In the episode, Carlson claimed that Christians in Israel are “far fewer in absolute numbers” than when the state was founded in 1948.

Data from Israel’s Central Bureau of Statistics, most recently published on Christmas Eve 2025, shows the opposite. The Christian population in Israel has grown from approximately 34,000 in 1949 to around 185,000 today, representing one of the few growing Christian communities in the Middle East.

Christians as a share of Israel’s total population have declined from roughly 10% to under 2%, but that proportional drop reflects faster growth among Jewish and Muslim populations rather than a shrinking Christian one.

Carlson also described the United States as funding “the cultural and religious life of the region,” a framing that conflates US military assistance to Israel with a broader claim about religious life that he did not substantiate.

Huckabee, a longtime evangelical leader and a close political ally of President Donald Trump, has taken the opposite approach.
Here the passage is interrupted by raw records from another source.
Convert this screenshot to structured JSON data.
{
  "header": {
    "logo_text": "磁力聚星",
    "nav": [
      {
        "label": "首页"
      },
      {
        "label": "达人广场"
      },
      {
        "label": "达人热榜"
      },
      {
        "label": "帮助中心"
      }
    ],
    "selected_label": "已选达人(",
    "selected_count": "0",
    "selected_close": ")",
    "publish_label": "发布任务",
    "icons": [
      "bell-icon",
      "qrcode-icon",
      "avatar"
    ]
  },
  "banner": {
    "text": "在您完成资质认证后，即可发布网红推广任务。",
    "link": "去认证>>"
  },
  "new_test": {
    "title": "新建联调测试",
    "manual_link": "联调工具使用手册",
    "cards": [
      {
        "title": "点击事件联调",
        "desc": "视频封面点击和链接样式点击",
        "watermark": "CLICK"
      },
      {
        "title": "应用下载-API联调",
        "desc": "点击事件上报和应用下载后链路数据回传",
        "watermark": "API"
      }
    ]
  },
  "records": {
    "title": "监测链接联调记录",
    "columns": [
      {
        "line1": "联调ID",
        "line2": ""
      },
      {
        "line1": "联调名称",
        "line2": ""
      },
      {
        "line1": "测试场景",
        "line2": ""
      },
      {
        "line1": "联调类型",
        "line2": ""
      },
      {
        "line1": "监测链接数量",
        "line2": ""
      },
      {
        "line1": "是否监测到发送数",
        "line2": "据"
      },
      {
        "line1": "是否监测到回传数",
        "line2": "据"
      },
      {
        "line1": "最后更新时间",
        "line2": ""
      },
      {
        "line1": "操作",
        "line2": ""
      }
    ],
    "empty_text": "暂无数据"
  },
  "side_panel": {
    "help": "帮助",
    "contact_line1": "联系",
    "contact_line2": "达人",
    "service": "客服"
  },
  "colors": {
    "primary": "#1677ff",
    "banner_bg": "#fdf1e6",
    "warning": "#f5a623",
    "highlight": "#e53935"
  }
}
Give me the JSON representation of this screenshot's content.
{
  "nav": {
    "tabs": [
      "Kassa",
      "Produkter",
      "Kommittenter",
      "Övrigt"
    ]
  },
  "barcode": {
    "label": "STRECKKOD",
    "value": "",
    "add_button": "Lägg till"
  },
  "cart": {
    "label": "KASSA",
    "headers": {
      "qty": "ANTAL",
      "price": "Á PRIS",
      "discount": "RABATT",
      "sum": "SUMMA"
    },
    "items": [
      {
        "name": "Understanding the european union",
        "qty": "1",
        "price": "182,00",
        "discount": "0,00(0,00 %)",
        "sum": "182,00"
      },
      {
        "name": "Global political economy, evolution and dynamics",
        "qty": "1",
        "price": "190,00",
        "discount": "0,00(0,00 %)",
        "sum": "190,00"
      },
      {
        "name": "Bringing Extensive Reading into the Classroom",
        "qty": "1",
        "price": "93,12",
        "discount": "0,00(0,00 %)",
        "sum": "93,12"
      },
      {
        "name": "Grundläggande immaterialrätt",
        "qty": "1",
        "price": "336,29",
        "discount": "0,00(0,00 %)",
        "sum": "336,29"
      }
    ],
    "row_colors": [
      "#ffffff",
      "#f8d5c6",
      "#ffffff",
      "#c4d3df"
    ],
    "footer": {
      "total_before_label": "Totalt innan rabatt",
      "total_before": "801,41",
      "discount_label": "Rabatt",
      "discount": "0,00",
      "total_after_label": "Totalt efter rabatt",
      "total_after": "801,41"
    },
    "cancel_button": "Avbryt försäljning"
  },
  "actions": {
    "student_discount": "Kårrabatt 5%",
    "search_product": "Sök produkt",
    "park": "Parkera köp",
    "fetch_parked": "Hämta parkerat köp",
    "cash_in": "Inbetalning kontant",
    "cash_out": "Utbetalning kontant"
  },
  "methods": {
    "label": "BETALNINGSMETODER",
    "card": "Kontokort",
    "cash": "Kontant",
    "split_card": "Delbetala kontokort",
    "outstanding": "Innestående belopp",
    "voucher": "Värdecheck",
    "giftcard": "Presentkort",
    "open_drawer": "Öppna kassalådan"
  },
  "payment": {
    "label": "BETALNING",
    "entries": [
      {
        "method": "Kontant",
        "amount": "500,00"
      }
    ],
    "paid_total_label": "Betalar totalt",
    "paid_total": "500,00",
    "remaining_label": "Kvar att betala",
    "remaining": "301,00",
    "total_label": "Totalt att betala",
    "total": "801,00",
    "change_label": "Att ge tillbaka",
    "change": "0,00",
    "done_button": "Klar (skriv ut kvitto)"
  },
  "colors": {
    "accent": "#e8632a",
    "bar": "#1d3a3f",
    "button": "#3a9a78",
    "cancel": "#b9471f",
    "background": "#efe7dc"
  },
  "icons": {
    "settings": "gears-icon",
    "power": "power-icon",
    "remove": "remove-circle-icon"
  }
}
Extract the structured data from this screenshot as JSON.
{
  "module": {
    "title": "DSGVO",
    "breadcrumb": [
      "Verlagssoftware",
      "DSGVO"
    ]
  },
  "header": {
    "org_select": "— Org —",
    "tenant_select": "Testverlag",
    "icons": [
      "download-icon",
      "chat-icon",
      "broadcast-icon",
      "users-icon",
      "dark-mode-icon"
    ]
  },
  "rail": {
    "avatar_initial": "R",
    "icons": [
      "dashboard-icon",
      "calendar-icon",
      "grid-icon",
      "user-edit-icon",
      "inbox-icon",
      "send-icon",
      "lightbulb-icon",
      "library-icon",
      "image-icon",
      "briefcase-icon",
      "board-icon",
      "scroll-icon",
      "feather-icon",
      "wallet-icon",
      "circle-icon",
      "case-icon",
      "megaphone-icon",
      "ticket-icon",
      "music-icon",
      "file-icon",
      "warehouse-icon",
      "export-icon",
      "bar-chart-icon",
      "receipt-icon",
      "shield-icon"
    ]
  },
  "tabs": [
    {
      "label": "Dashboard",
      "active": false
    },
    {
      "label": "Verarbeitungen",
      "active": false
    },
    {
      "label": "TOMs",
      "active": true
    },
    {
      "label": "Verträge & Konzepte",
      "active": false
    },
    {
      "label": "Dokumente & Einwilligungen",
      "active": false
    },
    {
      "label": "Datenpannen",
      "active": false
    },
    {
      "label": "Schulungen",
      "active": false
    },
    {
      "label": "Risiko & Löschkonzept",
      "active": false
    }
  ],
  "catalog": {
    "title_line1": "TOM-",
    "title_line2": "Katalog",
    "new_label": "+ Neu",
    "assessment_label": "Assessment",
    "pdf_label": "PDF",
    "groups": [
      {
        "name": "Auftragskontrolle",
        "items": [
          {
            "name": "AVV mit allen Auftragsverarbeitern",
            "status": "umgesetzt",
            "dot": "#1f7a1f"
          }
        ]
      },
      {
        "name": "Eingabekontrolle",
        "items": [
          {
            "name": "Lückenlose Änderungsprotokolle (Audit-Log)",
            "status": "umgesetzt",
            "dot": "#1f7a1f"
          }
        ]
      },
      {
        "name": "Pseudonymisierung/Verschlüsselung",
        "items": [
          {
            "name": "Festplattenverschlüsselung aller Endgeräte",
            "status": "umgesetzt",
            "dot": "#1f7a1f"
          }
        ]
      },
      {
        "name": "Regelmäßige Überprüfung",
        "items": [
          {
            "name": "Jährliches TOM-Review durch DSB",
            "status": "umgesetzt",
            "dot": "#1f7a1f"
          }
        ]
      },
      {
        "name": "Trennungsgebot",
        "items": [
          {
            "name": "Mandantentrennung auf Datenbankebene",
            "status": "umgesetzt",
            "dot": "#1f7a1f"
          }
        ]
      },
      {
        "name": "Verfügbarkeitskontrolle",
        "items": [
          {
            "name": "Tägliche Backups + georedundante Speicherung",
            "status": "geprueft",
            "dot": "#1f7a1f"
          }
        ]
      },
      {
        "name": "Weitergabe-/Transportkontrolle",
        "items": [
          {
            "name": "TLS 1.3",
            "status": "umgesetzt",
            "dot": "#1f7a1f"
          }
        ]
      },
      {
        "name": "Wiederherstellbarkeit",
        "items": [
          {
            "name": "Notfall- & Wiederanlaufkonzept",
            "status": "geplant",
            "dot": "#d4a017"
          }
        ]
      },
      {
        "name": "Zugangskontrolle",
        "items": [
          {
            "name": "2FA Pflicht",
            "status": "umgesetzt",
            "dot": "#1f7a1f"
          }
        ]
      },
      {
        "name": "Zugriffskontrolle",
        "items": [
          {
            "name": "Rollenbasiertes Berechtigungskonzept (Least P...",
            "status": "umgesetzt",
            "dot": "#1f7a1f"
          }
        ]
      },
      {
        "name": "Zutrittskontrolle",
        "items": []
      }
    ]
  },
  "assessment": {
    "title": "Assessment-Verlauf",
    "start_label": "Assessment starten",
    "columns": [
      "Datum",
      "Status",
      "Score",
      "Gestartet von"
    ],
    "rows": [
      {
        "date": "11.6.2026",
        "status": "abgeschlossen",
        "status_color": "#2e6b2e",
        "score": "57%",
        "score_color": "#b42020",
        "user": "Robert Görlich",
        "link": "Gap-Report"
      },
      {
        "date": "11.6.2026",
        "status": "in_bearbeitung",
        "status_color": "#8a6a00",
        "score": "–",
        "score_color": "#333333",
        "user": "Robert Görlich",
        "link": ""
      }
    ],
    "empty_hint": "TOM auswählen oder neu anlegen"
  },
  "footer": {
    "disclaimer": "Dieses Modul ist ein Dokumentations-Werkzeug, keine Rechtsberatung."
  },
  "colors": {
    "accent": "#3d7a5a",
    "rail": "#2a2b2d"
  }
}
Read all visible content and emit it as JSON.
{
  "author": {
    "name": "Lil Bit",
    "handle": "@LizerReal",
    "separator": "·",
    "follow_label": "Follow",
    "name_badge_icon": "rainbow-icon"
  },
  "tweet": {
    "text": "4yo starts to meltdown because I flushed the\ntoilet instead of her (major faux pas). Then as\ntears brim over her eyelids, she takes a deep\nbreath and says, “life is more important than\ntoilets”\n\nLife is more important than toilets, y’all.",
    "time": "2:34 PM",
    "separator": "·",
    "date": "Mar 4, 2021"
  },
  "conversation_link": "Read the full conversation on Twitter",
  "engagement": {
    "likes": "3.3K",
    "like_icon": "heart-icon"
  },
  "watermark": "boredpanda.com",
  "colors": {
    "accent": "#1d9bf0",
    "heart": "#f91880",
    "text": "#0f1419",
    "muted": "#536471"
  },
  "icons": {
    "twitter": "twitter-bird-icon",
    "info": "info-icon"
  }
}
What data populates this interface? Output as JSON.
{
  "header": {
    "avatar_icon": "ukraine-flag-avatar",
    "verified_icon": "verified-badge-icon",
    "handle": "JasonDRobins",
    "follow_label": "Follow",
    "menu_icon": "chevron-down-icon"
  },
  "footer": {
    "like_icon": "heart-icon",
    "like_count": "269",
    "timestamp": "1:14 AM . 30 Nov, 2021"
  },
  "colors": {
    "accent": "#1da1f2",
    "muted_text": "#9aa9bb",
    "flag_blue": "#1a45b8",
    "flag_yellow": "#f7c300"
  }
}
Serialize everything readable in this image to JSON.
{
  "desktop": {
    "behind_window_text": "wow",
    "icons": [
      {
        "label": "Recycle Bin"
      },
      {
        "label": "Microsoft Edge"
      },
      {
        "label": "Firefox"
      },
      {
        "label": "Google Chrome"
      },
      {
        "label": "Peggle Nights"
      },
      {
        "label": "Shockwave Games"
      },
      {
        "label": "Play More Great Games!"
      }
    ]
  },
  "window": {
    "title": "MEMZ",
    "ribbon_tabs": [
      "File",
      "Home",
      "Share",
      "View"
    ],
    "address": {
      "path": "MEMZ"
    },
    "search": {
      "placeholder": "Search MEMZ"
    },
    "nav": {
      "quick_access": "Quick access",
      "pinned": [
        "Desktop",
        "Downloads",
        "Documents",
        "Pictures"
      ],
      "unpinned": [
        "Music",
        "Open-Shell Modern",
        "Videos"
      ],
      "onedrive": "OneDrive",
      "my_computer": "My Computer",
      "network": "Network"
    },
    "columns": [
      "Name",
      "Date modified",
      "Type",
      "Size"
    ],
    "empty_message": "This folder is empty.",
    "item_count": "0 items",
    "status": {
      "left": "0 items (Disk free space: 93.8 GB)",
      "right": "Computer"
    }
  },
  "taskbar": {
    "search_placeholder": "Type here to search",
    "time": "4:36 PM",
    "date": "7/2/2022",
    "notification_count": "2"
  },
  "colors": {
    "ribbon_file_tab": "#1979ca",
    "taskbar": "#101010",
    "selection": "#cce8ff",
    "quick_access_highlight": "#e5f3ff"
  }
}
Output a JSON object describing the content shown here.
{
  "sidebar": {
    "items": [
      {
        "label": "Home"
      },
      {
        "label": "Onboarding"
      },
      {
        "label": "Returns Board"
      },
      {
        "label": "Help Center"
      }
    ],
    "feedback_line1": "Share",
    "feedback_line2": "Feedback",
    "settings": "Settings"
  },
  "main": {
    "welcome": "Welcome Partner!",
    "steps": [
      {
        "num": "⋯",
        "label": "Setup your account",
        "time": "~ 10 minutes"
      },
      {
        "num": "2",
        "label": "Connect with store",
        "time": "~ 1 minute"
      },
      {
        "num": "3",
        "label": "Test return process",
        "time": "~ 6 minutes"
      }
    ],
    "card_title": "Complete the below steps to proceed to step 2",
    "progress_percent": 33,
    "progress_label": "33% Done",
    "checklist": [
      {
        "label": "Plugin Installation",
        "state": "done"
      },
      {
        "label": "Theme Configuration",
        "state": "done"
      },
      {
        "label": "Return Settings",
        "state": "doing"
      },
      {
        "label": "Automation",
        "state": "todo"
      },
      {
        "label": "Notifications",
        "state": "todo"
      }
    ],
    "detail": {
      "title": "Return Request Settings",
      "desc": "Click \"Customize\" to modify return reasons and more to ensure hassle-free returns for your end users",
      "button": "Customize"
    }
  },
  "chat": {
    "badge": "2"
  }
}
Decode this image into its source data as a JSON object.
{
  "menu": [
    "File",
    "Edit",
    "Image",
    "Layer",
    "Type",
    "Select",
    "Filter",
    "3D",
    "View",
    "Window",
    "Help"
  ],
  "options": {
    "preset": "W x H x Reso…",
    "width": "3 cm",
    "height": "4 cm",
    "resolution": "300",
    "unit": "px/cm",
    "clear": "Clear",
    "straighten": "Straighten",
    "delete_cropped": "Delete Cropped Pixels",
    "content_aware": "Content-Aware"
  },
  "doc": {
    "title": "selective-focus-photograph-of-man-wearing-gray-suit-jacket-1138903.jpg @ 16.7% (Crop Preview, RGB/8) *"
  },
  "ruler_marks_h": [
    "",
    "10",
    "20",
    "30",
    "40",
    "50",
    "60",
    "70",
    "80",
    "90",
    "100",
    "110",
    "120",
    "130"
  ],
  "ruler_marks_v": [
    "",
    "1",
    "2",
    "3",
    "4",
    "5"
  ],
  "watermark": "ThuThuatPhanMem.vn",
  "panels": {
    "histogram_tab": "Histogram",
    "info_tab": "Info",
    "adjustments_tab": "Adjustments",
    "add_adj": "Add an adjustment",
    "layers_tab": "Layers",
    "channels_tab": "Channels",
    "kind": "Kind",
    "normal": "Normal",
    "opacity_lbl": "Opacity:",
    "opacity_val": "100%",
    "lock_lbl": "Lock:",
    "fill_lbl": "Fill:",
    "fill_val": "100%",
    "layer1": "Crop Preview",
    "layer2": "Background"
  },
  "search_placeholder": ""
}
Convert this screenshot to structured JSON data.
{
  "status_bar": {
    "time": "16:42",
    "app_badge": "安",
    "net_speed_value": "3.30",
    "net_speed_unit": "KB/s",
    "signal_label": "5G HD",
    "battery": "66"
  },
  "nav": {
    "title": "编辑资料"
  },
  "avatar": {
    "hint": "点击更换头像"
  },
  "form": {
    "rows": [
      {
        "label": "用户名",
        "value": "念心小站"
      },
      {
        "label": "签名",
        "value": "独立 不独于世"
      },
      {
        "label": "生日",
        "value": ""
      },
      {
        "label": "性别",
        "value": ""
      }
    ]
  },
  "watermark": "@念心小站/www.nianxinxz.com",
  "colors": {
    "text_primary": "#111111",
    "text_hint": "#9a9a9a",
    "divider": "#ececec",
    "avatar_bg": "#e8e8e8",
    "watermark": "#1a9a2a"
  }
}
He was confirmed by the US Senate as ambassador to Israel in 2025 and presented his credentials to President Isaac Herzog shortly afterward.

The episode’s portrayal of Huckabee went further than the claims made by Carlson’s own interview subject.

After the Archbishop described difficulties accessing an Anglican hospital in Gaza, Carlson told viewers that “what Ambassador Huckabee is doing is shameful and he’s going to have to answer for it.” The Archbishop responded: “I don’t want to blame Huckabee for this.”

Naoum also described incidents of Jewish extremists spitting at Christian clergy in Jerusalem as the work of “fringe groups” and “radicals,” a characterization that sat at odds with the episode’s broader framing.

The original episode did not include any Israeli government response.